Flow Along the K-Amplitude for Generative Modeling
Weitao Du, Shuning Chang, Jiasheng Tang, Yu Rong, Fan Wang, Shengchao Liu
TL;DR
K-Flow introduces a flow-matching framework that flows along the $K$-amplitude to model data across multiple scales. By defining the $K$-amplitude decomposition (Fourier, Wavelet, PCA) and treating the scaling parameter $k$ as a time-like dimension, it builds localized, frequency-aware vector fields and trainable interpolants to progressively reconstruct data from frequency bands. The approach achieves competitive unconditional and class-conditioned image generation, enables explicit scale steerability for controlled outputs, and attains state-of-the-art performance in molecular assembly tasks, highlighting the practical value of explicit multi-scale, frequency-domain modeling. Overall, K-Flow offers a principled, steerable, and scalable framework for multi-scale generative modeling with broad applicability to images and scientific data.
Abstract
In this work, we propose a novel generative learning paradigm, K-Flow, an algorithm that flows along the $K$-amplitude. Here, $k$ is a scaling parameter that organizes frequency bands (or projected coefficients), and amplitude describes the norm of such projected coefficients.
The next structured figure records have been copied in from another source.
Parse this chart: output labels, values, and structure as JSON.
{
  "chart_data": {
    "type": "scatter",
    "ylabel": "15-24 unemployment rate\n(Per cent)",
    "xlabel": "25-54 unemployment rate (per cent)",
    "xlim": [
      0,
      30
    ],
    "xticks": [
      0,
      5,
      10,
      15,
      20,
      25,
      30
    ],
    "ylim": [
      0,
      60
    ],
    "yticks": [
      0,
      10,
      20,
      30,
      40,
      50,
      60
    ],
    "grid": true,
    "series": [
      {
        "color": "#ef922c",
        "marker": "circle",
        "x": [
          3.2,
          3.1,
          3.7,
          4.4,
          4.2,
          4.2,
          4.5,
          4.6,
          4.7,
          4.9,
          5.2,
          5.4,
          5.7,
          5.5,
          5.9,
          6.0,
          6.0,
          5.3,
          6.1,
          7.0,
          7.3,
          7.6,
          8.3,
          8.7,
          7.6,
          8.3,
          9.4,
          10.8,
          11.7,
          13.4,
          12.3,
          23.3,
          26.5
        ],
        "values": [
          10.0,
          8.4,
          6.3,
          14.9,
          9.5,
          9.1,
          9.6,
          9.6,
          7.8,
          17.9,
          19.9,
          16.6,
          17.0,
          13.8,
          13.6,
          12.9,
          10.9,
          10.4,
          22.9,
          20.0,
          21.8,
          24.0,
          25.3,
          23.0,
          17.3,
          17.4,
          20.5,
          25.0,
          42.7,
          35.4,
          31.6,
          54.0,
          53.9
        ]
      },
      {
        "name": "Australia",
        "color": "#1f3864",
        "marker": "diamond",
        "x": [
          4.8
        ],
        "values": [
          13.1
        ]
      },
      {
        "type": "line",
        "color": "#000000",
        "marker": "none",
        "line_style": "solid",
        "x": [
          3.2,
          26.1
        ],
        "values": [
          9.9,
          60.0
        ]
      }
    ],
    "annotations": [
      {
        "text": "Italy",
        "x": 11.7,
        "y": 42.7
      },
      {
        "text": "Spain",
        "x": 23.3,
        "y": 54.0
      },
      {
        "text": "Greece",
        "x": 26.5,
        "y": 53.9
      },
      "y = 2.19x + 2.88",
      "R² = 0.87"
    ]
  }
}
By incorporating the $K$-amplitude decomposition, K-Flow enables flow matching across the scaling parameter as time. We discuss three venues and six properties of K-Flow, from theoretical foundations, energy and temporal dynamics, and practical applications, respectively. Specifically, from the practical usage perspective, K-Flow allows steerable generation by controlling the information at different scales. To demonstrate the effectiveness of K-Flow, we conduct experiments on unconditional image generation, class-conditional image generation, and molecule assembly generation. Additionally, we conduct three ablation studies to demonstrate how K-Flow steers scaling parameter to effectively control the resolution of image generation.